Prowac
Primary Goals
The goal of Prowac is to collect and provide information about the adoption of various technologies identified in WADI and that enable sites to be called Progressive Web Apps:
- Measure adoption of progressive web apps technologies
- Understand which tools and services are used with progressive web apps
Description
Prowac can be organized into three pieces: A data store that contains information about the web technologies in use by popular sites, a crawler that populates the data store, and a dashboard that displays the information from the data store.
Prior Art
- https://libscore.com/
- https://trends.builtwith.com/
- https://www.chromestatus.com/metrics/feature/popularity
Requirements - MVP requirements to be completed in Q1
Data Store
For each site in the top one million websites ranked by Alexa, the data store should contain:
- Whether the landing page declares a W3C App Manifest
- Whether the landing page imports GoRoost
- Whether the landing page imports OneSignal
- Whether the landing page imports Mobify
- Whether the landing page redirects to HTTPS
- Whether the landing page registers a Service Worker
- Whether the landing page registers for Push Notifications
- Whether the Service Worker caches the landing page
Each website in this data store should be updated approximately once per month. The data store should retain the last 12 data points for each website (i.e. the information above, for each site, for about 1 year)

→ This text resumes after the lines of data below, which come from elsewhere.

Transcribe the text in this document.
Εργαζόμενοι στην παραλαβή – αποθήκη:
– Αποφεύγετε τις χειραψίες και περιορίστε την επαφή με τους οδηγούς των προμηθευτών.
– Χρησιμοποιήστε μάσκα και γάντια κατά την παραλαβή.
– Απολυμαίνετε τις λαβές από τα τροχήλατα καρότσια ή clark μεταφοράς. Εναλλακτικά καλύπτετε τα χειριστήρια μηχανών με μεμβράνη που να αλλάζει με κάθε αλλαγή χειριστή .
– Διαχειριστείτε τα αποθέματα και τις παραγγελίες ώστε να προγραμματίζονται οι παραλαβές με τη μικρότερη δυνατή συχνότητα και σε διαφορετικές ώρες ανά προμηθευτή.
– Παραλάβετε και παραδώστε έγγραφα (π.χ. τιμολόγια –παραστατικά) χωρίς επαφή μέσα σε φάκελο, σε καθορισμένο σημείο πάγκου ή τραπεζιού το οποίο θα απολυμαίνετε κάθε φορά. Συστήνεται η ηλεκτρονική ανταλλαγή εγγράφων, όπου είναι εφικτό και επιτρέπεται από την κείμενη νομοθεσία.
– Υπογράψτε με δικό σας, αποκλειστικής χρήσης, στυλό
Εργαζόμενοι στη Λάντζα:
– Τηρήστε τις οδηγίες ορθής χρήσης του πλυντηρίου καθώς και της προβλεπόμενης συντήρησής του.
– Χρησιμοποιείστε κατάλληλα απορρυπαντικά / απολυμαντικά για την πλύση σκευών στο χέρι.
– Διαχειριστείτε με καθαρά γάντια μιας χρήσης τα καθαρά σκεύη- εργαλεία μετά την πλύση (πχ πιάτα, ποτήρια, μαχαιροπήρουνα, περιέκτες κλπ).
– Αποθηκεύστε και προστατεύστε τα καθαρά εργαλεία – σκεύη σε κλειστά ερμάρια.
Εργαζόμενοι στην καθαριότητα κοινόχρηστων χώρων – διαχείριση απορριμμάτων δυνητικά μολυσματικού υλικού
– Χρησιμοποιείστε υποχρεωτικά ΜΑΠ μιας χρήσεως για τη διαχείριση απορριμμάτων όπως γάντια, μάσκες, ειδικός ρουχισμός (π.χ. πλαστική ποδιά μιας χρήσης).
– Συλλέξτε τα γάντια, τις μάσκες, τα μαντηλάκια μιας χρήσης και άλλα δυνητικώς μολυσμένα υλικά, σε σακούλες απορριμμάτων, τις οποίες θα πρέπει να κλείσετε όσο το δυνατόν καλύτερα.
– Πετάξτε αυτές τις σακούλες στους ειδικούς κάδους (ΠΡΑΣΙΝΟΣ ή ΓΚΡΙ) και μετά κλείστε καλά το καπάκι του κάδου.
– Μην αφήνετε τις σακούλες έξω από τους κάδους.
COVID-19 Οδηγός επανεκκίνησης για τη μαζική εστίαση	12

TODO: Verify this last requirement.
Crawler
- Populates the data store.
- Must be automatic
- Must be capable of resuming from failure/stop
- Must process each site in less than 1s on average
Dashboard
Should present the following information, in graphs where appropriate:
- % of sites with a manifest
- % of sites importing any of [GoRoost, OneSignal, Mobify]
- % of sites importing GoRoost
- % of sites importing OneSignal
- % of sites importing Mobify
- % of sites forcing HTTPS
- % of sites registering a Service Worker
- % of sites registering for Push Notifications
- % of sites caching the landing page in a Service Worker
Should additionally be possible to view individual data points for a specified site
Deployment
- No requirements about specific domain names, redirects
- Must be deployed somewhere publicly-accessible (e.g. Heroku)
Design
Data Store
Redis DB!
For future consideration if necessary:
- Cassandra
- redshift
Crawler
Written in Node.js, does the following:
TODO: Flow diagram (started @ https://www.draw.io/#G0BzDhuKIxRtxdNnR1RzVXbkxYQXc )

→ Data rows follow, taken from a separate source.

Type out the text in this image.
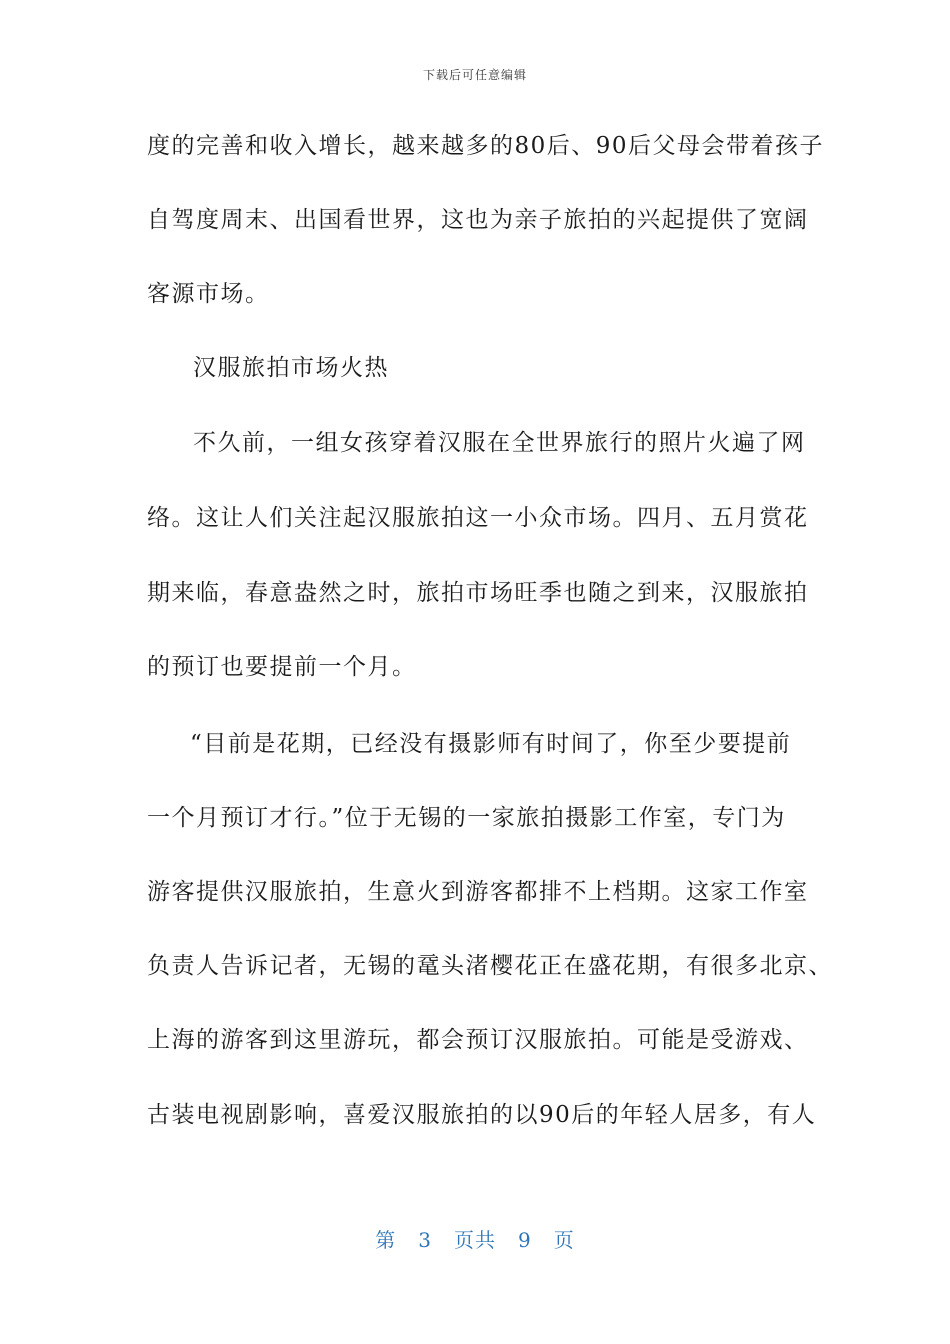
下载后可任意编辑
度的完善和收入增长，越来越多的80后、90后父母会带着孩子
自驾度周末、出国看世界，这也为亲子旅拍的兴起提供了宽阔
客源市场。
汉服旅拍市场火热
不久前，一组女孩穿着汉服在全世界旅行的照片火遍了网
络。这让人们关注起汉服旅拍这一小众市场。四月、五月赏花
期来临，春意盎然之时，旅拍市场旺季也随之到来，汉服旅拍
的预订也要提前一个月。
“目前是花期，已经没有摄影师有时间了，你至少要提前
一个月预订才行。”位于无锡的一家旅拍摄影工作室，专门为
游客提供汉服旅拍，生意火到游客都排不上档期。这家工作室
负责人告诉记者，无锡的鼋头渚樱花正在盛花期，有很多北京、
上海的游客到这里游玩，都会预订汉服旅拍。可能是受游戏、
古装电视剧影响，喜爱汉服旅拍的以90后的年轻人居多，有人
第 3 页共 9 页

- Check URL DB: If empty, fetch Alexa list and populate URL DB
- For each URL in the URL DB:
- For each of the User Agents we wish to test:
- Try to retrieve page using HTTP
- Resolve any redirects, tracking whether the page is eventually served over HTTPS
- Check the HTML for
<link rel="manifest"
or similar - Parse HTML for any scripts and fetch those
- Check the JS scripts for GoRoost import - TODO: What does this look like?

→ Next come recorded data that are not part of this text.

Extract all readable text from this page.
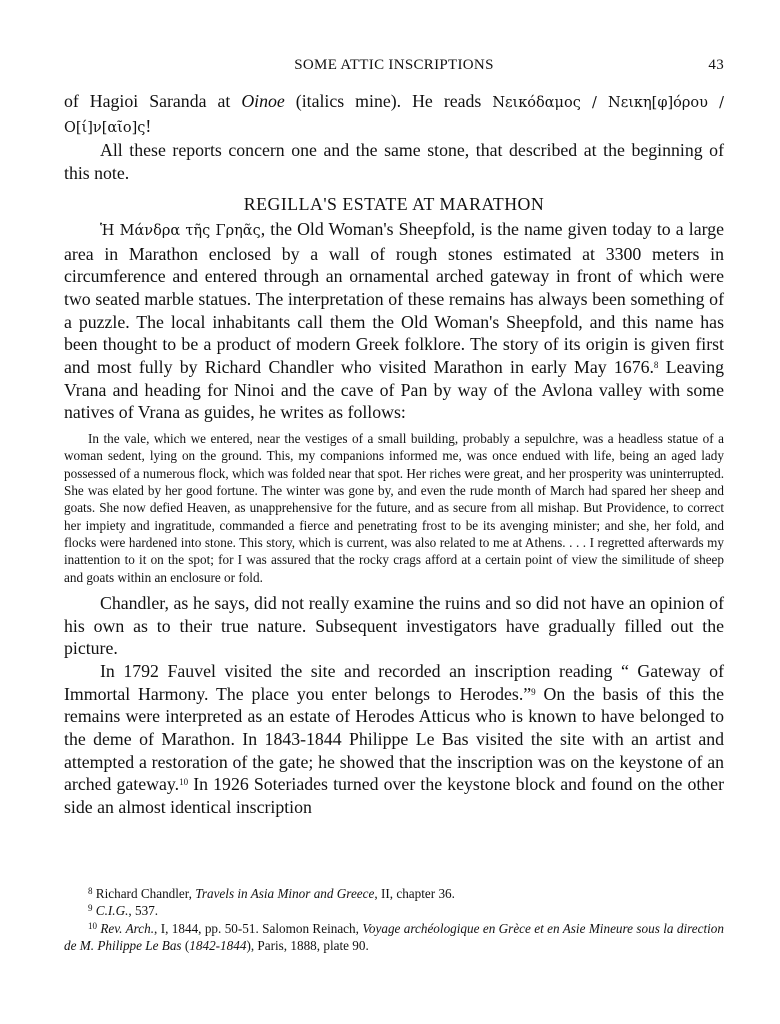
SOME ATTIC INSCRIPTIONS	43

of Hagioi Saranda at Oinoe (italics mine). He reads Νεικόδαμος / Νεικη[φ]όρου / O[ί]ν[αῖο]ς!

All these reports concern one and the same stone, that described at the beginning of this note.

REGILLA'S ESTATE AT MARATHON

Ἡ Μάνδρα τῆς Γρηᾶς, the Old Woman's Sheepfold, is the name given today to a large area in Marathon enclosed by a wall of rough stones estimated at 3300 meters in circumference and entered through an ornamental arched gateway in front of which were two seated marble statues. The interpretation of these remains has always been something of a puzzle. The local inhabitants call them the Old Woman's Sheepfold, and this name has been thought to be a product of modern Greek folklore. The story of its origin is given first and most fully by Richard Chandler who visited Marathon in early May 1676.$^8$ Leaving Vrana and heading for Ninoi and the cave of Pan by way of the Avlona valley with some natives of Vrana as guides, he writes as follows:

In the vale, which we entered, near the vestiges of a small building, probably a sepulchre, was a headless statue of a woman sedent, lying on the ground. This, my companions informed me, was once endued with life, being an aged lady possessed of a numerous flock, which was folded near that spot. Her riches were great, and her prosperity was uninterrupted. She was elated by her good fortune. The winter was gone by, and even the rude month of March had spared her sheep and goats. She now defied Heaven, as unapprehensive for the future, and as secure from all mishap. But Providence, to correct her impiety and ingratitude, commanded a fierce and penetrating frost to be its avenging minister; and she, her fold, and flocks were hardened into stone. This story, which is current, was also related to me at Athens. . . . I regretted afterwards my inattention to it on the spot; for I was assured that the rocky crags afford at a certain point of view the similitude of sheep and goats within an enclosure or fold.

Chandler, as he says, did not really examine the ruins and so did not have an opinion of his own as to their true nature. Subsequent investigators have gradually filled out the picture.

In 1792 Fauvel visited the site and recorded an inscription reading “ Gateway of Immortal Harmony. The place you enter belongs to Herodes.”$^9$ On the basis of this the remains were interpreted as an estate of Herodes Atticus who is known to have belonged to the deme of Marathon. In 1843-1844 Philippe Le Bas visited the site with an artist and attempted a restoration of the gate; he showed that the inscription was on the keystone of an arched gateway.$^{10}$ In 1926 Soteriades turned over the keystone block and found on the other side an almost identical inscription

$^8$ Richard Chandler, Travels in Asia Minor and Greece, II, chapter 36.

$^9$ C.I.G., 537.

$^{10}$ Rev. Arch., I, 1844, pp. 50-51. Salomon Reinach, Voyage archéologique en Grèce et en Asie Mineure sous la direction de M. Philippe Le Bas (1842-1844), Paris, 1888, plate 90.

- Check the JS scripts for OneSignal import - TODO: What does this look like?
- Check the JS scripts for Mobify import - TODO: What does this look like?
- Check the JS scripts for
navigator.serviceWorker.register
and fetch the SW- TODO: How to determine whether the SW caches the landing page?
- Check the JS scripts for
pushManager.subscribe()
- Store data point in our data store for this URL
- Remove URL from URL DB
- For each of the User Agents we wish to test:
User agents we wish to test:
- Desktop Firefox
- Desktop Chrome
- Fennec
- Mobile Chrome
Other options considered:
- a python client
- remote controlling a real browser engine using Marionette, CasperJS, Selenium, or similar and mocking the various calls that we care about
Dashboard
Mozaik or similar front-end
Deployment
- Heroku
Risks
Data store
- May be too large to store in memory, return all records in one query, etc. - extra design/implementation time to deal with these issues
Analysis: 1M sites with 12 pieces of data. If each piece of data is 1KB that's a 12GB database.
Crawler
- Performance: If each site takes 1s to analyze, updating the whole 1M+ list will take 11+ days.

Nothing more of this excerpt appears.